Zweiter Minijob neben einer Hauptbeschäftigung

Übt ein Minijobber einen zweiten Minijob neben seiner Hauptbeschäftigung aus, wird es kompliziert in der Lohnabrechnung. Denn im Gegensatz zum ersten Minijob neben einer Hauptbeschäftigung, ist ein zweiter Minijob neben einer Hauptbeschäftigung mit der Hauptbeschäftigung zusammenzurechnen.

Die Zusammenrechnung des zweiten Minijobs neben einer Hauptbeschäftigung erfolgt in der Kranken-, Renten- und Pflegeversicherung. Das bedeutet, ein zweiter Minijob neben einer Hauptbeschäftigung ist in diesen Zweigen versicherungspflichtig – alle weiteren Minijobs (dritter, vierter…) sind ebenfalls versicherungspflichtig. Es müssen dann vom Arbeitgeber und Arbeitnehmer die grundsätzlich jeweiligen (hälftigen) Beitragsanteile getragen werden.

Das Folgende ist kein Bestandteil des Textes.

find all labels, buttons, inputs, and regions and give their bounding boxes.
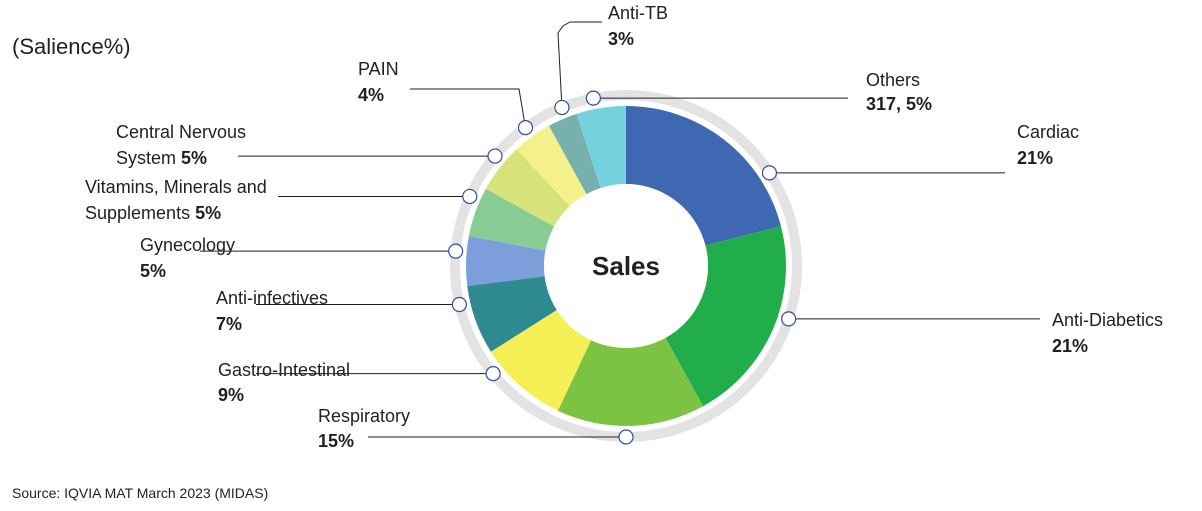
connector-dot-anti-diabetics (781, 311, 797, 327)
connector-dot-cardiac (761, 165, 778, 181)
connector-dot-pain (517, 120, 534, 136)
source-note: Source: IQVIA MAT March 2023 (MIDAS) (12, 485, 268, 501)
label-vitamins-minerals-and-supplements-line2: Supplements 5% (85, 203, 221, 223)
value-anti-tb: 3% (608, 29, 634, 49)
value-anti-infectives: 7% (216, 314, 242, 334)
label-vitamins-minerals-and-supplements-line1: Vitamins, Minerals and (85, 177, 267, 197)
donut-hole (544, 184, 708, 348)
value-vitamins-minerals-and-supplements: 5% (190, 203, 221, 223)
value-central-nervous-system: 5% (176, 148, 207, 168)
label-anti-infectives: Anti-infectives (216, 288, 328, 308)
label-central-nervous-system-line2: System 5% (116, 148, 207, 168)
value-respiratory: 15% (318, 431, 354, 451)
slice-labels: Cardiac 21% Anti-Diabetics 21% Respiratory 15… (85, 3, 1163, 451)
connector-anti-tb (557, 21, 602, 108)
connector-dot-anti-tb (554, 99, 570, 116)
value-pain: 4% (358, 85, 384, 105)
slice-anti-tb (548, 113, 601, 195)
connector-dot-others (585, 90, 601, 106)
label-pain: PAIN (358, 59, 399, 79)
slice-gynecology (466, 236, 546, 287)
slice-anti-diabetics (665, 226, 786, 407)
connector-pain (410, 88, 526, 128)
slice-respiratory (557, 337, 704, 427)
slice-cardiac (626, 106, 781, 246)
connector-dot-central-nervous-system (487, 148, 503, 164)
value-anti-diabetics: 21% (1052, 336, 1088, 356)
slice-anti-infectives (467, 276, 557, 352)
slice-central-nervous-system (485, 149, 570, 227)
donut-slices (466, 106, 786, 427)
label-cardiac: Cardiac (1017, 122, 1079, 142)
slice-pain (516, 125, 587, 207)
label-central-nervous-system-line1: Central Nervous (116, 122, 246, 142)
connector-dot-gastro-intestinal (485, 366, 501, 382)
label-others: Others (866, 70, 920, 90)
slice-vitamins-minerals-and-supplements (468, 188, 555, 251)
slice-others (576, 106, 626, 189)
label-anti-diabetics: Anti-Diabetics (1052, 310, 1163, 330)
label-respiratory: Respiratory (318, 406, 410, 426)
connector-dot-respiratory (618, 429, 634, 445)
value-gastro-intestinal: 9% (218, 385, 244, 405)
connector-dot-gynecology (448, 243, 464, 259)
slice-gastro-intestinal (490, 309, 592, 411)
label-gastro-intestinal: Gastro-Intestinal (218, 360, 350, 380)
center-label: Sales (592, 251, 660, 281)
value-gynecology: 5% (140, 261, 166, 281)
label-connectors (200, 21, 1040, 445)
value-cardiac: 21% (1017, 148, 1053, 168)
label-gynecology: Gynecology (140, 235, 235, 255)
connector-dot-anti-infectives (451, 296, 467, 313)
label-anti-tb: Anti-TB (608, 3, 668, 23)
connector-dot-vitamins-minerals-and-supplements (462, 188, 478, 205)
value-others: 317, 5% (866, 94, 932, 114)
chart-title: (Salience%) (12, 34, 131, 59)
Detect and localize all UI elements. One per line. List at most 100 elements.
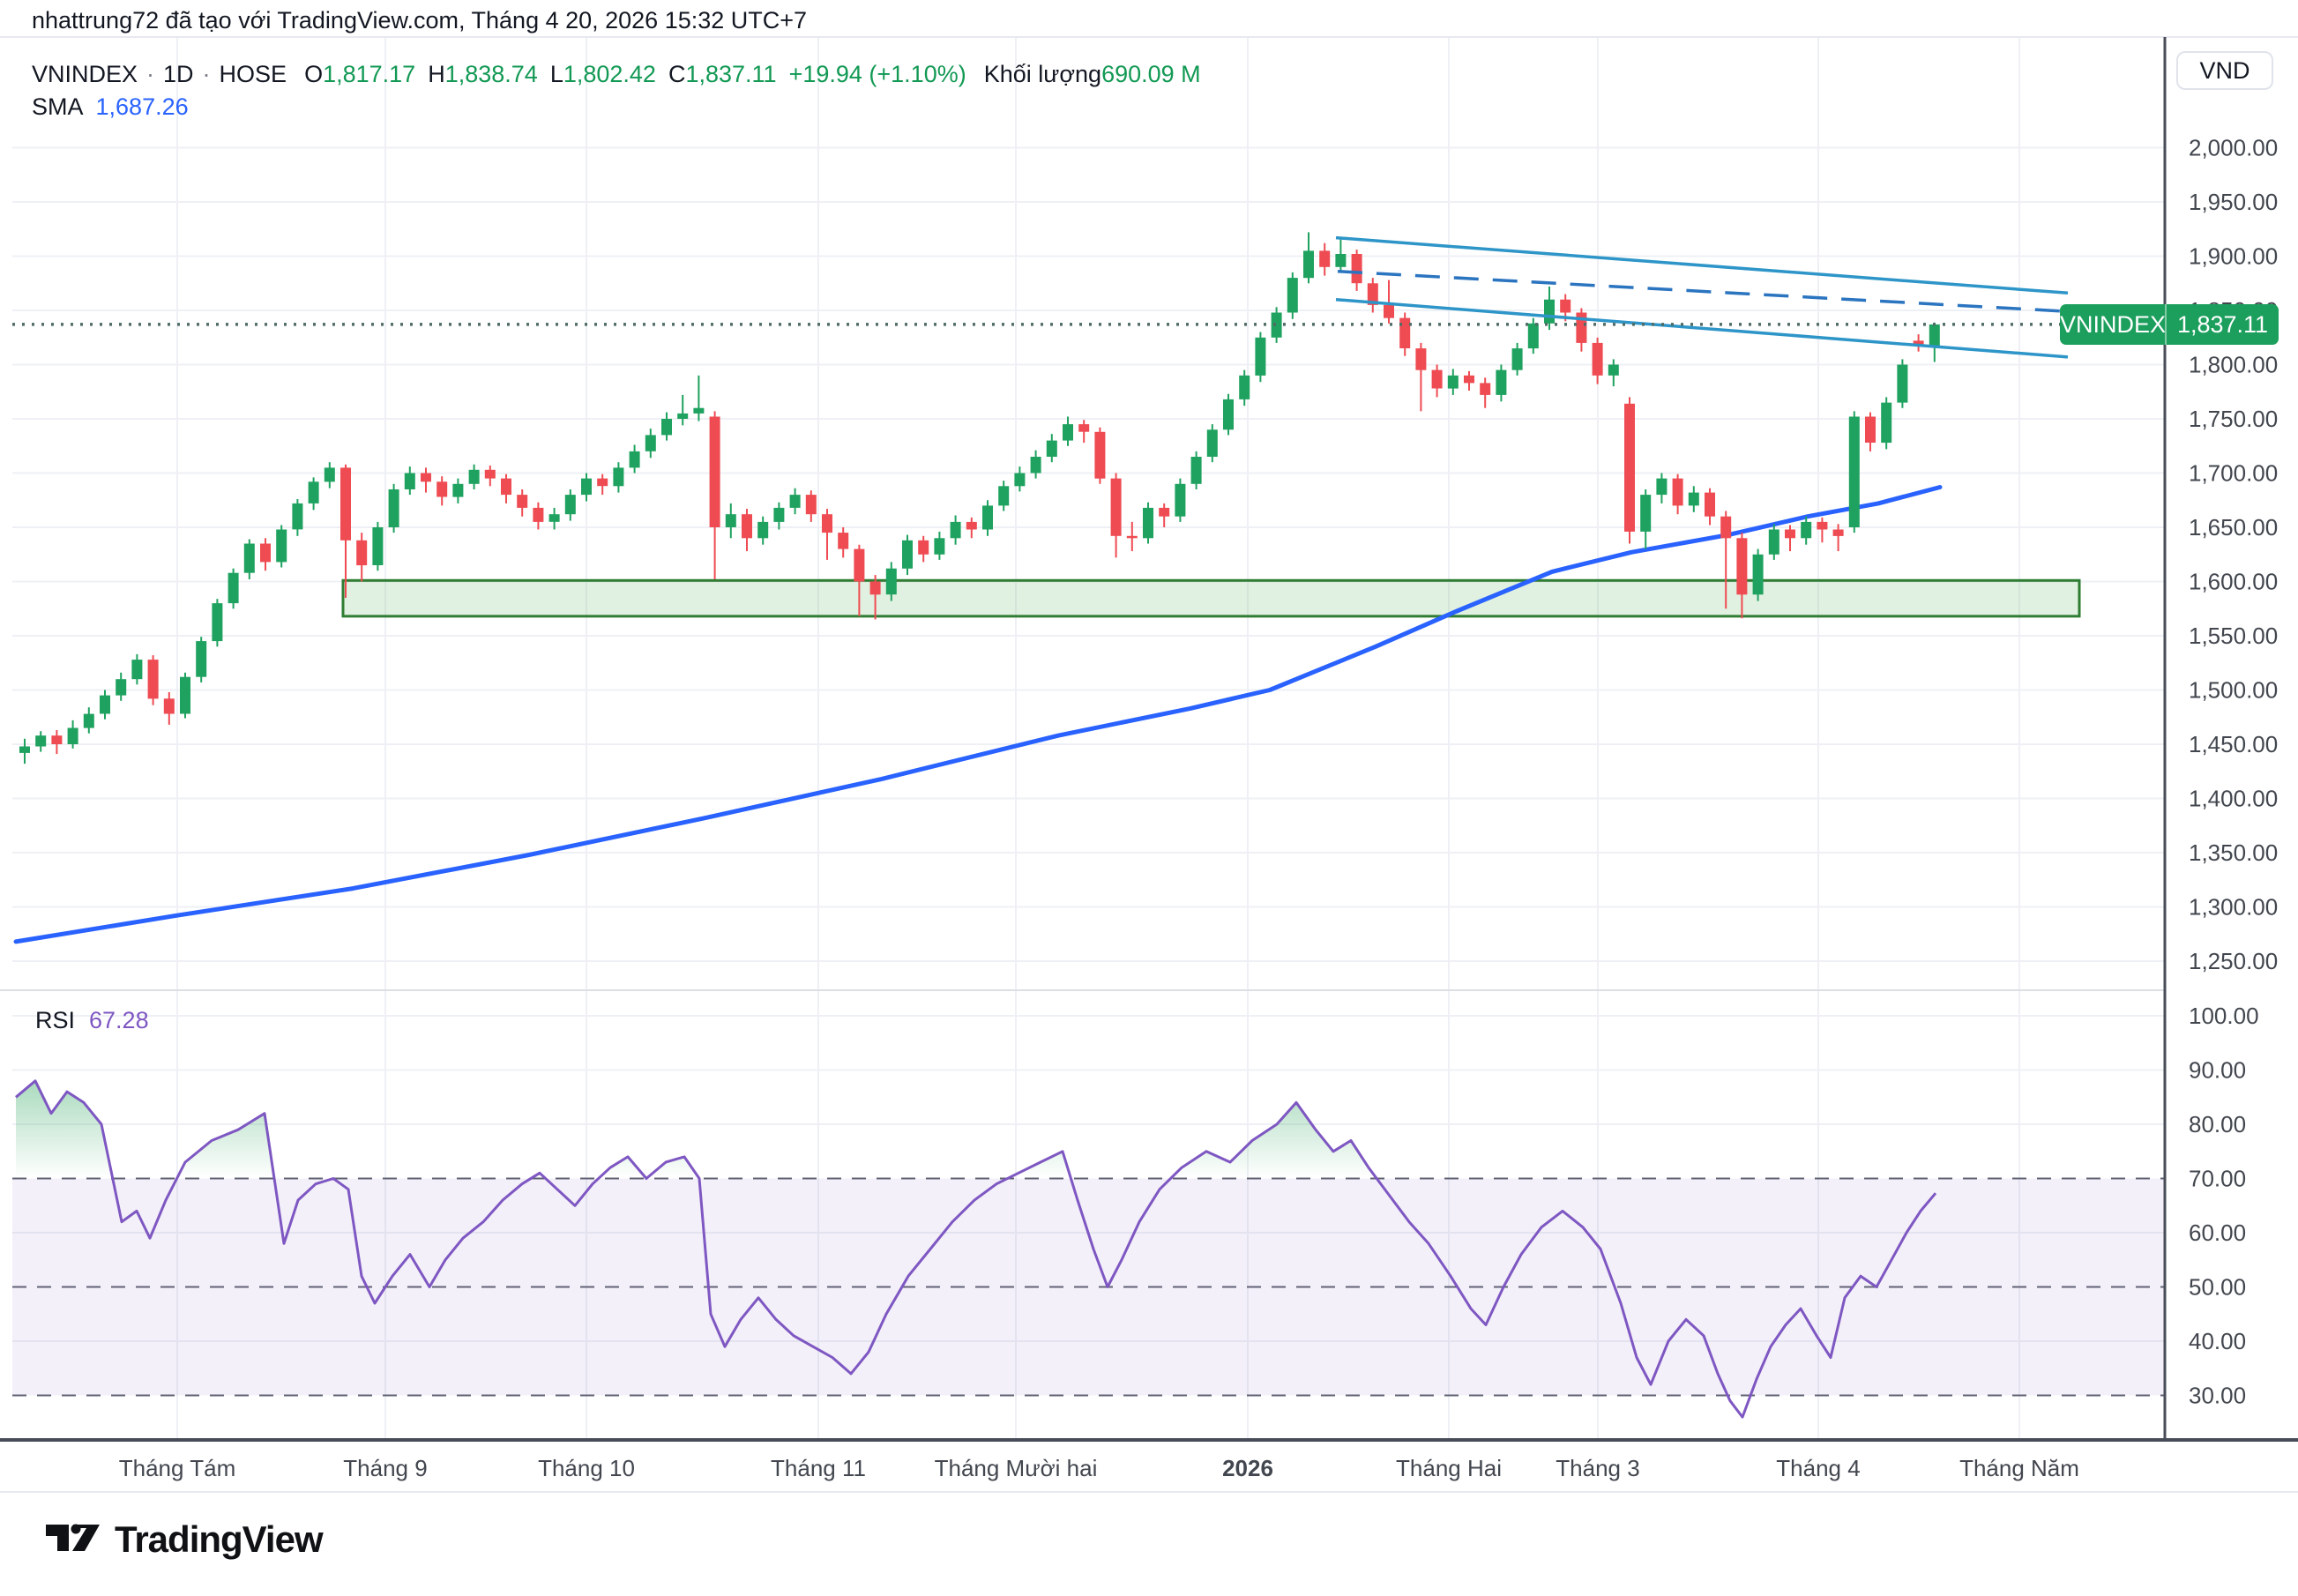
candle-body: [1431, 369, 1443, 389]
candle-body: [1190, 457, 1202, 484]
candle-body: [1608, 364, 1619, 376]
price-tick-label: 1,300.00: [2189, 894, 2278, 921]
low-value: 1,802.42: [563, 61, 656, 87]
trendline-solid: [1335, 235, 2069, 295]
candle-body: [421, 473, 431, 482]
candle-body: [1560, 299, 1571, 313]
candle-body: [1094, 431, 1106, 479]
candle-body: [35, 735, 47, 747]
rsi-value: 67.28: [89, 1007, 149, 1033]
month-label: Tháng Hai: [1396, 1455, 1502, 1481]
candle-body: [1801, 521, 1812, 539]
candle-body: [533, 507, 544, 522]
high-label: H: [428, 61, 445, 87]
candle-body: [100, 695, 110, 714]
support-zone[interactable]: [341, 578, 2081, 618]
month-label: Tháng 11: [771, 1455, 866, 1481]
rsi-tick-label: 40.00: [2189, 1328, 2246, 1354]
candle-body: [661, 419, 672, 436]
candle-body: [1672, 478, 1683, 506]
volume-label: Khối lượng: [983, 61, 1102, 87]
trendline-solid: [1335, 297, 2069, 359]
separator-dot: ·: [146, 61, 155, 87]
price-tick-label: 1,250.00: [2189, 948, 2278, 974]
candle-body: [260, 543, 271, 563]
price-tick-label: 1,450.00: [2189, 731, 2278, 757]
candle-body: [742, 514, 752, 539]
volume-value: 690.09 M: [1101, 61, 1201, 87]
candle-body: [1206, 429, 1218, 457]
rsi-legend[interactable]: RSI 67.28: [35, 1007, 149, 1034]
candle-body: [1688, 492, 1699, 506]
trendline-dashed: [1337, 269, 2069, 313]
candle-body: [388, 489, 399, 527]
badge-divider: [2165, 304, 2167, 345]
rsi-tick-label: 80.00: [2189, 1111, 2246, 1137]
candle-body: [1223, 399, 1234, 430]
candle-body: [19, 746, 30, 753]
candle-body: [1881, 402, 1892, 444]
separator-dot: ·: [202, 61, 211, 87]
candle-body: [1367, 283, 1378, 305]
month-gridlines: [176, 37, 2020, 1440]
rsi-line[interactable]: [15, 1079, 1937, 1419]
candle-body: [452, 483, 464, 497]
candle-body: [1447, 375, 1459, 389]
time-axis[interactable]: Tháng Tám Tháng 9 Tháng 10 Tháng 11 Tháng Mư…: [119, 1455, 2079, 1481]
candle-body: [292, 503, 303, 530]
badge-price: 1,837.11: [2176, 310, 2269, 338]
tradingview-logo[interactable]: TradingView: [44, 1518, 324, 1561]
candle-body: [1720, 516, 1732, 539]
month-label: Tháng Mười hai: [935, 1455, 1098, 1481]
currency-button[interactable]: VND: [2176, 51, 2273, 90]
price-tick-label: 1,400.00: [2189, 786, 2278, 812]
month-label: Tháng 10: [538, 1455, 635, 1481]
candle-body: [1319, 250, 1331, 267]
candle-body: [1913, 340, 1924, 347]
candle-body: [1384, 304, 1394, 318]
close-value: 1,837.11: [685, 61, 777, 87]
candle-body: [51, 735, 63, 744]
candle-body: [1592, 342, 1603, 376]
candle-body: [1110, 478, 1122, 536]
candle-body: [934, 538, 945, 555]
price-tick-label: 1,800.00: [2189, 352, 2278, 378]
candle-body: [1817, 521, 1828, 530]
rsi-tick-label: 60.00: [2189, 1219, 2246, 1246]
candle-body: [67, 727, 78, 744]
candle-body: [436, 481, 448, 497]
rsi-band: [12, 1178, 2165, 1396]
candle-body: [1078, 424, 1090, 432]
candle-body: [243, 543, 255, 573]
price-tick-label: 1,900.00: [2189, 243, 2278, 270]
sma-legend[interactable]: SMA 1,687.26: [32, 93, 189, 121]
candle-body: [613, 467, 624, 487]
price-tick-label: 1,750.00: [2189, 406, 2278, 432]
currency-label: VND: [2199, 56, 2250, 84]
month-label: Tháng 3: [1556, 1455, 1639, 1481]
candle-body: [854, 548, 865, 582]
symbol-legend[interactable]: VNINDEX · 1D · HOSE O 1,817.17 H 1,838.7…: [32, 61, 1201, 88]
candle-body: [324, 467, 335, 482]
candle-body: [693, 407, 705, 414]
candle-body: [1014, 473, 1026, 487]
candle-body: [982, 505, 993, 530]
rsi-tick-label: 30.00: [2189, 1383, 2246, 1409]
candle-body: [517, 495, 528, 508]
candle-body: [1897, 364, 1908, 403]
candle-body: [805, 495, 817, 515]
price-tick-label: 1,650.00: [2189, 514, 2278, 541]
candle-body: [163, 698, 175, 714]
candle-body: [548, 514, 560, 522]
rsi-tick-label: 50.00: [2189, 1274, 2246, 1301]
rsi-tick-label: 100.00: [2189, 1003, 2259, 1029]
candle-body: [869, 581, 881, 595]
last-price-badge: VNINDEX 1,837.11: [2060, 304, 2279, 345]
candle-body: [1832, 529, 1844, 536]
sma-line[interactable]: [13, 485, 1943, 944]
candle-body: [918, 540, 929, 555]
trend-channel[interactable]: [1335, 235, 2069, 359]
candle-body: [308, 481, 319, 503]
candle-body: [1063, 424, 1073, 441]
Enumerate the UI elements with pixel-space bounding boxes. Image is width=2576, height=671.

Ausgenommen davon ist lediglich die Arbeitslosenversicherung, hier findet keine Zusammenrechnung des zweiten Minijobs mit der Hauptbeschäftigung statt.

Folgen eines zweiten Minijobs neben einer Hauptbeschäftigung

Die Zusammenrechnung in der Sozialversicherung bleibt nicht folgenlos. Beitragsrechtlich ist ein zweiter Minijob nämlich eine versicherungspflichtige Beschäftigung mit den entsprechenden Sozialversicherungsbeiträgen. Als Einzugsstelle fungiert in diesem Fall übrigens nicht die Minijob-Zentrale, sondern die Krankenkasse des Arbeitnehmers.


Beispiel:

Ein Minijobber übt bei Ihnen seinen zweiten Minijob neben einer Hauptbeschäftigung aus. Er verdient monatlich 200 €. Er ist kranken-, renten- und pflegeversicherungspflichtig, aber arbeitslosenversicherungsfrei (Beitragsgruppenschlüssel 1101 und Personengruppenschlüssel 101 – nicht 109).

Beitragsberechnung Arbeitnehmer:

Krankenversicherung (Krankenkasse Zusatzbeitrag 1 %)

8,3 % x 200 € = 16,60 €

Rentenversicherung:

9,35 % x 200 € = 18,70 €

Pflegeversicherung (Elterneigenschaft liegt vor):

1,275 % x 200 € = 2,55 €

 

Beitragsberechnung Arbeitgeber:

Krankenversicherung:

7,3 % x 200 € = 14,60 €

Rentenversicherung:

9,35 % x 200 € = 18,70 €

Pflegeversicherung (Elterneigenschaft liegt vor):

1,275 % x 200 € = 2,55 €

Arbeitgeberbeitrag gesamt: 35,85 €

Ein „normaler“ Minijob hätte hingegen 60 € Arbeitgeberbeiträge zur Folge!


Kritisch: Zweiter Minijob und Steuern

Steuerlich ist ein zweiter Minijob neben einer Hauptbeschäftigung übrigens auch nicht ohne. Da keine pauschalen Rentenversicherungsbeiträge anfallen (es besteht Rentenversicherungspflicht durch die Zusammenrechnung), ist die 2% Pauschsteuer nicht möglich. Es kann somit entweder auf die Steuerklasse 6 (zweites Dienstverhältnis im Nebenjob) oder die pauschale Lohnsteuer zu 20 % zuzüglich Kirchensteuer und Solidaritätszuschlag zurückgegriffen werden. Beides aus Arbeitnehmersicht keine „günstigen“ Alternativen.